A: Judges are the “gatekeepers” of forensic science evidence, meaning that the judge must be satisfied that the evidence is based in good science and that it was properly analyzed and evaluated.
I have no doubt as to the reliability of the science of DNA analysis. But as in every other form of forensic science, the procedures used by humans in the collection and analysis of DNA samples must be demonstrated to be proper before I will allow the jury to hear the evidence. We can never disregard the apparently distinct possibility of human error.
Q: How are the laboratory standards enforced to reduce the chance of human error?
A: Ironically, the intense demand for DNA testing by police and prosecutors may inadvertently pose the most serious threat to its use in criminal trials. The overwhelming demand may be resulting in poor laboratory practices by inexperienced or overworked technicians to the degree that confidence in DNA test results may be affected.
Suspected and documented cases of poor practices by various state and local crime laboratories have been widely reported, including locally the forced closure of the City of Detroit Crime Laboratory.

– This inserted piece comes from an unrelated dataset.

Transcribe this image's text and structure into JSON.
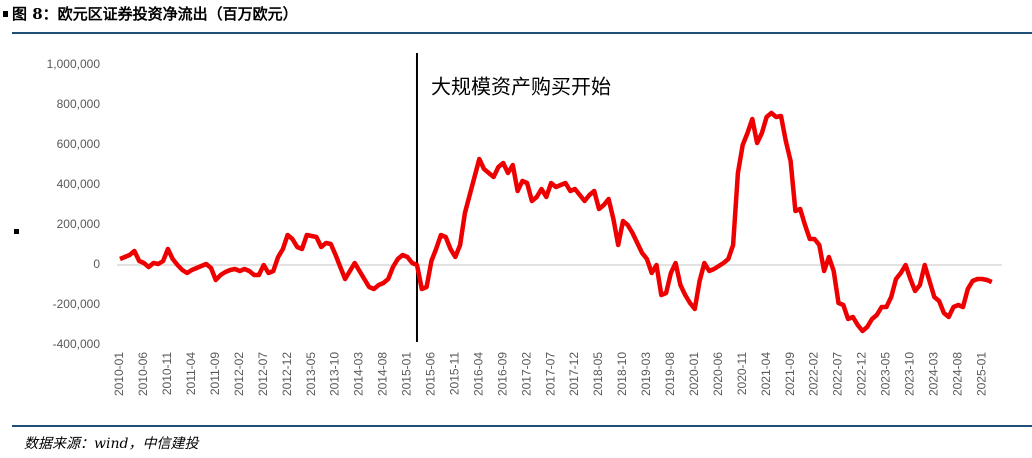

The reality is that there are few nationally accepted standards for the performance and practices of forensic science laboratories.
The Congressionally commissioned National Academies of Science Report documented that lack and recommended the establishment of such standards but no action by Congress has been forthcoming.
In the end, trial judges are the primary guardians of the integrity of scientific evidence that is sought to be introduced to prove guilt. When it comes to DNA evidence, the gatekeeper role assigned to judges may find its most important function not in an evaluation of the reliability of the scientific theory but rather in the very traditional role of insuring that the evidence meets basic standards of authenticity, relevance, and reliability in the application of that scientific theory to the facts of the particular case.